海涛也曾有相似遭遇。一天晚上她洗好衣服正站在卫生间门口凉晒呢,突然宿舍的门被人一脚踢开,她被挤在了门后(差点变成了猫和老鼠里常出现的那个镜头:Tom被门挤扁在墙上变成了一个片了),还没明白怎么回事时,又被一只抡起的手臂击中头部,随后只见一顶红色太阳帽飞奔到床上,差点从窗口直接飞出去。
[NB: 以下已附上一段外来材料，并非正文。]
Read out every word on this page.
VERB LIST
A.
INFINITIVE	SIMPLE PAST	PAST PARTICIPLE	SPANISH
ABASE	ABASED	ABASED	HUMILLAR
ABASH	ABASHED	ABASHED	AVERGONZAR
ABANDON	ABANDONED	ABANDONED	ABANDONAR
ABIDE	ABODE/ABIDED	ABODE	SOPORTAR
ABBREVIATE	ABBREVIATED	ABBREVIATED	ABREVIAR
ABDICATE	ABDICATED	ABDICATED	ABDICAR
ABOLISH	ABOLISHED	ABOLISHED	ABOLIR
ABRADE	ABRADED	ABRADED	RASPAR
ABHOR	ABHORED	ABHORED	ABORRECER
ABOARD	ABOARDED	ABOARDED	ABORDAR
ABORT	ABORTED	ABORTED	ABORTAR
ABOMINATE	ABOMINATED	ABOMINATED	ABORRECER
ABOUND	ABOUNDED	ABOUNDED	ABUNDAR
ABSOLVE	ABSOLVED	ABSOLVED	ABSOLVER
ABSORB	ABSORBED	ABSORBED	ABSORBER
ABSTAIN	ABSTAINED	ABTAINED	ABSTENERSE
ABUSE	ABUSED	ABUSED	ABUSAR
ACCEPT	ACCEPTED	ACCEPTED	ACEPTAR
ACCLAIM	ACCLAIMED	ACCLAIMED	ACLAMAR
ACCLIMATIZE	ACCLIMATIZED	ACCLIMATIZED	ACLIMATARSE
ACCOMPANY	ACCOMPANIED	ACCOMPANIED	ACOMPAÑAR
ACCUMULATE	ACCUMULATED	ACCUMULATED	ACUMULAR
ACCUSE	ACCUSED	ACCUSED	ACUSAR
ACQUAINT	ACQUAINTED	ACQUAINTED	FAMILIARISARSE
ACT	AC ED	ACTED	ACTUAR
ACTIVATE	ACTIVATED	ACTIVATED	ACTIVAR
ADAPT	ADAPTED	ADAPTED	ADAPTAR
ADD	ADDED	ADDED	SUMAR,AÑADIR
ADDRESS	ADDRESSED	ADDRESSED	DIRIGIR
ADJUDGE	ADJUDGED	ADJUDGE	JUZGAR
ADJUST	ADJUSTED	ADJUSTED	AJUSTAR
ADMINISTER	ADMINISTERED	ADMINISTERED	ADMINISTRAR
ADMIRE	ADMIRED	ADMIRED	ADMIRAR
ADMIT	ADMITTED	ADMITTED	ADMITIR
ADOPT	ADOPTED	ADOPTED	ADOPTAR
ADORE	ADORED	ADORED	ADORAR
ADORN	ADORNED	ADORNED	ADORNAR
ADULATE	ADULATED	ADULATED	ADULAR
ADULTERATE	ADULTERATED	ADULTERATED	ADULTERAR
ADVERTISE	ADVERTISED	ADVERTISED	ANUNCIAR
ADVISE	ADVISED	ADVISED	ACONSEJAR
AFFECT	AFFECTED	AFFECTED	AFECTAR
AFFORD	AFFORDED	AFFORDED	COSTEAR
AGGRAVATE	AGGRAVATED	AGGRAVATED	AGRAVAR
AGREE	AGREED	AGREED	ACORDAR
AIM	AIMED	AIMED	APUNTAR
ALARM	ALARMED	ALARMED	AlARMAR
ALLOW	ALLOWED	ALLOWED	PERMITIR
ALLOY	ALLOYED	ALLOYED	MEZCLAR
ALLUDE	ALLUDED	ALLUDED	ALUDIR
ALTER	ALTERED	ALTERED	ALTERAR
这一切动作和惊讶完成之后大家才看清楚原来是小路。她气呼呼的一屁股坐在床上,翻愣着两只空洞的大眼睛,愤愤的说:“我和老宫吃散伙饭了,哼!”大家互相传递了一下眼神,咽了一口吐沫,无人接话。(这话我们听国已经N次了,俩人总是以散伙为由吃饭)
两个倔脾气在哭哭闹闹、聚聚散散中走完了我们大学时代的最后三个月。在骄阳似火骊歌唱响的7月我们毕业了!他们是当时我们班唯一一对幸存下来的情侣,是我们的骄傲,我们祝福我们羡慕。
然而这对红卫兵恋人最终还是没能走向红毯。
老宫毕业后在外面闯荡了一年后回家工作娶妻生子。小路则在2003年的时候嫁给了我们同届不同系的一个同学。世事无常。我们真的无法评价对与错,也许还是刘响说的对,那是特定历史条件下的必然产物,那么它就一定会有它的历史局限性存在,就好象阶级矛盾是不可调和的一样。但毕竟大家曾经同路走,曾经是朋友!
2004年1月,刘响和大哥回家结婚,下车时第一个见到的就是专程赶去的老宫,在大家激动相拥的一刻,5年的青春岁月已经流逝了!他还是老样子,耿直热情。第二天去大哥爷爷的坟上烧纸,是老宫开着摩托车带他们去的。刘响被夹在两个人的中间,突然感觉由回到了纯真的大学时代,大家彼此的心灵曾经那样的接近过,相通过。放炮的时候老宫的手受伤了,流了很多的血,一滴滴地无声地落在了洁白的雪地上,分外刺眼。刘响说那一刻她突然奇怪的感觉二哥成熟了。
有时候成长也是需要代价的,可能我们会更怀念童言无忌的彼此吧!遥祝二哥一路走好。